Do incydentu doszło w miniony wtorek. Do dyżurnego Komendy Miejskiej Policji w Toruniu zadzwonił kierowca autokaru relacji Kraków-Gdynia, który oznajmił, że chwilę wcześniej - w okolicy Kutna - miał postój na stacji paliw. - Zgłaszający przekazał, że krótko po rozpoczęciu dalszej jazdy został poinformowany, że podróżująca z dwójką nieletnich dzieci pasażerka nie wróciła po przerwie na swoje miejsce, a jej synowie bez opieki znajdują się w pojeździe – relacjonuje mł. asp. Dominika Bocian, p.o. oficera prasowego Komendy Miejskiej Policji w Toruniu. - Poinformował także, że nie może zawrócić, ponieważ znajduje się na autostradzie A1 i zmierza już w kierunku Torunia.
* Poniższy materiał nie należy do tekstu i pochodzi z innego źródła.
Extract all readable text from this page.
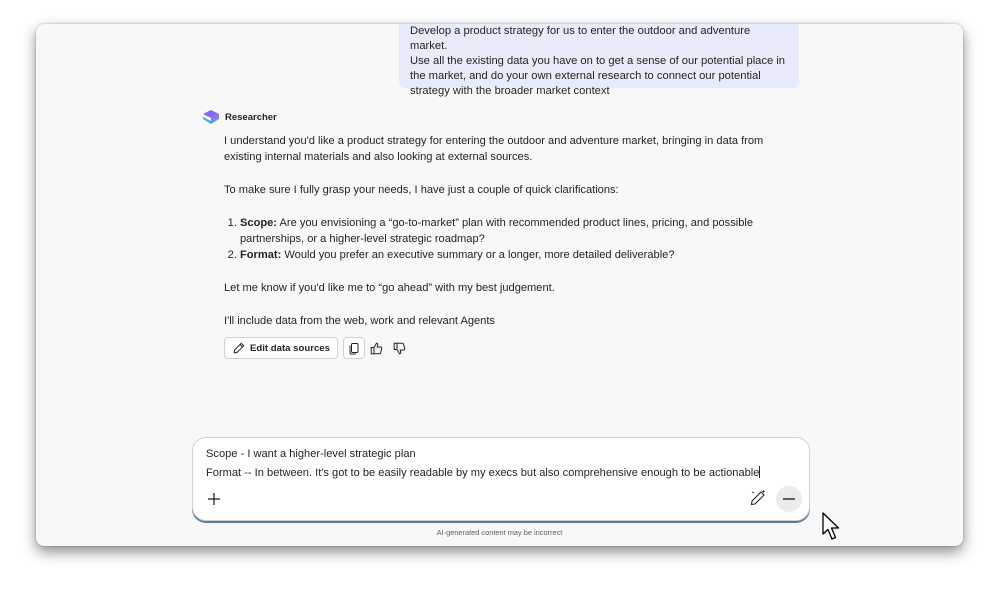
Develop a product strategy for us to enter the outdoor and adventure market.

Use all the existing data you have on to get a sense of our potential place in

the market, and do your own external research to connect our potential

strategy with the broader market context

Researcher

I understand you'd like a product strategy for entering the outdoor and adventure market, bringing in data from

existing internal materials and also looking at external sources.

To make sure I fully grasp your needs, I have just a couple of quick clarifications:

1. Scope: Are you envisioning a “go-to-market” plan with recommended product lines, pricing, and possible
partnerships, or a higher-level strategic roadmap?
2. Format: Would you prefer an executive summary or a longer, more detailed deliverable?

Let me know if you'd like me to “go ahead” with my best judgement.

I'll include data from the web, work and relevant Agents

Edit data sources

Scope - I want a higher-level strategic plan

Format -- In between. It's got to be easily readable by my execs but also comprehensive enough to be actionable

AI-generated content may be incorrect
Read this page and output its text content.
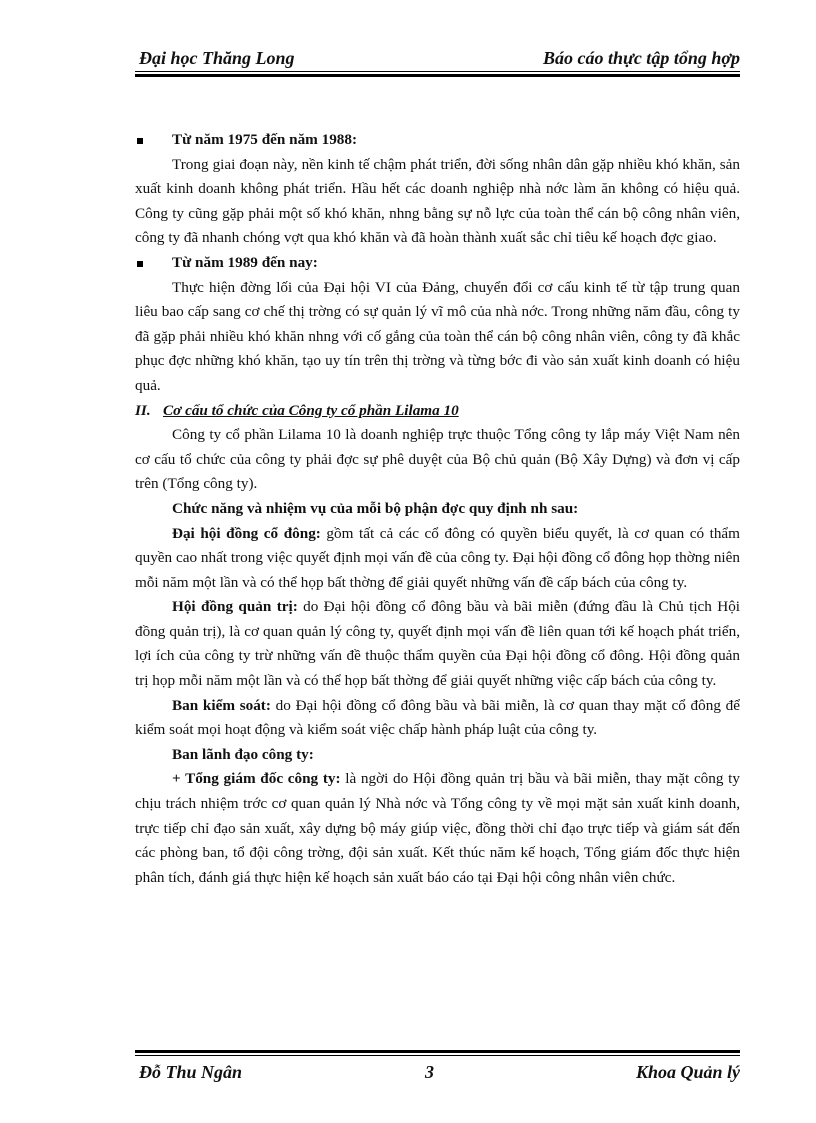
Đại học Thăng Long	Báo cáo thực tập tổng hợp

Từ năm 1975 đến năm 1988:

Trong giai đoạn này, nền kinh tế chậm phát triển, đời sống nhân dân gặp nhiều khó khăn, sản xuất kinh doanh không phát triển. Hầu hết các doanh nghiệp nhà nớc làm ăn không có hiệu quả. Công ty cũng gặp phải một số khó khăn, nhng bằng sự nỗ lực của toàn thể cán bộ công nhân viên, công ty đã nhanh chóng vợt qua khó khăn và đã hoàn thành xuất sắc chỉ tiêu kế hoạch đợc giao.

Từ năm 1989 đến nay:

Thực hiện đờng lối của Đại hội VI của Đảng, chuyển đổi cơ cấu kinh tế từ tập trung quan liêu bao cấp sang cơ chế thị trờng có sự quản lý vĩ mô của nhà nớc. Trong những năm đầu, công ty đã gặp phải nhiều khó khăn nhng với cố gắng của toàn thể cán bộ công nhân viên, công ty đã khắc phục đợc những khó khăn, tạo uy tín trên thị trờng và từng bớc đi vào sản xuất kinh doanh có hiệu quả.

II. Cơ cấu tổ chức của Công ty cổ phần Lilama 10

Công ty cổ phần Lilama 10 là doanh nghiệp trực thuộc Tổng công ty lắp máy Việt Nam nên cơ cấu tổ chức của công ty phải đợc sự phê duyệt của Bộ chủ quản (Bộ Xây Dựng) và đơn vị cấp trên (Tổng công ty).

Chức năng và nhiệm vụ của mỗi bộ phận đợc quy định nh sau:

Đại hội đồng cổ đông: gồm tất cả các cổ đông có quyền biểu quyết, là cơ quan có thẩm quyền cao nhất trong việc quyết định mọi vấn đề của công ty. Đại hội đồng cổ đông họp thờng niên mỗi năm một lần và có thể họp bất thờng để giải quyết những vấn đề cấp bách của công ty.

Hội đồng quản trị: do Đại hội đồng cổ đông bầu và bãi miễn (đứng đầu là Chủ tịch Hội đồng quản trị), là cơ quan quản lý công ty, quyết định mọi vấn đề liên quan tới kế hoạch phát triển, lợi ích của công ty trừ những vấn đề thuộc thẩm quyền của Đại hội đồng cổ đông. Hội đồng quản trị họp mỗi năm một lần và có thể họp bất thờng để giải quyết những việc cấp bách của công ty.

Ban kiểm soát: do Đại hội đồng cổ đông bầu và bãi miễn, là cơ quan thay mặt cổ đông để kiểm soát mọi hoạt động và kiểm soát việc chấp hành pháp luật của công ty.

Ban lãnh đạo công ty:

+ Tổng giám đốc công ty: là ngời do Hội đồng quản trị bầu và bãi miễn, thay mặt công ty chịu trách nhiệm trớc cơ quan quản lý Nhà nớc và Tổng công ty về mọi mặt sản xuất kinh doanh, trực tiếp chỉ đạo sản xuất, xây dựng bộ máy giúp việc, đồng thời chỉ đạo trực tiếp và giám sát đến các phòng ban, tổ đội công trờng, đội sản xuất. Kết thúc năm kế hoạch, Tổng giám đốc thực hiện phân tích, đánh giá thực hiện kế hoạch sản xuất báo cáo tại Đại hội công nhân viên chức.

Đỗ Thu Ngân	3	Khoa Quản lý
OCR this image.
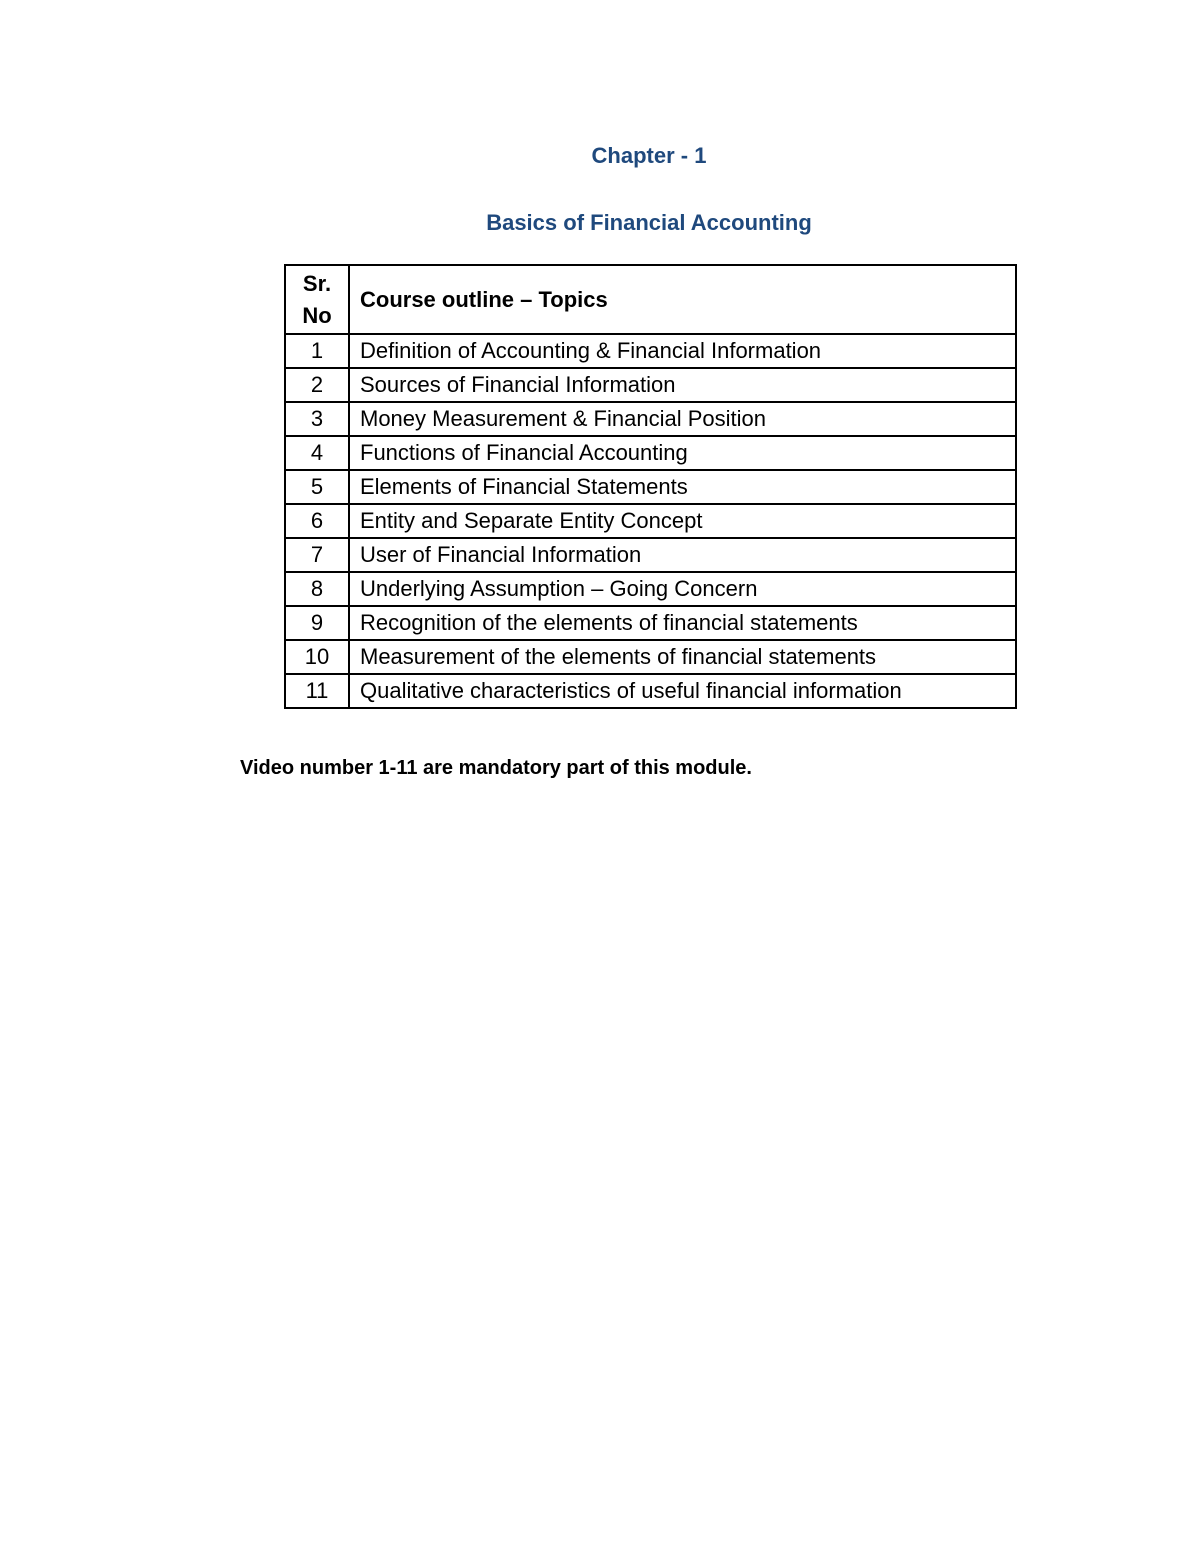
Chapter - 1
Basics of Financial Accounting
Sr.
No	Course outline – Topics
1	Definition of Accounting & Financial Information
2	Sources of Financial Information
3	Money Measurement & Financial Position
4	Functions of Financial Accounting
5	Elements of Financial Statements
6	Entity and Separate Entity Concept
7	User of Financial Information
8	Underlying Assumption – Going Concern
9	Recognition of the elements of financial statements
10	Measurement of the elements of financial statements
11	Qualitative characteristics of useful financial information
Video number 1-11 are mandatory part of this module.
Matka chłopców zostawiła na swoim siedzeniu telefon komórkowy i wybierając swój numer ze stacji paliw, skontaktowała się z kierowcą. Następnie kontakt z nią uzyskał dyżurny. - Kobieta relacjonowała, że pozostawiła półtorarocznego syna pod opieką starszego 11-letniego brata, by wejść na chwilę na stację i przygotować mleko dla malucha podczas przerwy w podróży. Kiedy chciała wrócić do autokaru, ten zdążył już odjechać – informuje policjantka. - Nie pozostawało nic innego, jak odebrać dzieci z trasy przejazdu i zaopiekować się nimi, by mogły znów trafić pod opiekę matki.
Policjanci z Torunia odebrali chłopców na dworcu autobusowym, gdzie autokar zdążył dojechać. - Młodszy, na początku nieco zestresowany, szybko zainteresował się bajkami, które włączyła mu policjantka. Bracia w bezpiecznych warunkach oczekiwali na przybycie swojej mamy – opowiada rzeczniczka. W tym samym czasie inni funkcjonariusze pomogli kobiecie dojechać do Torunia.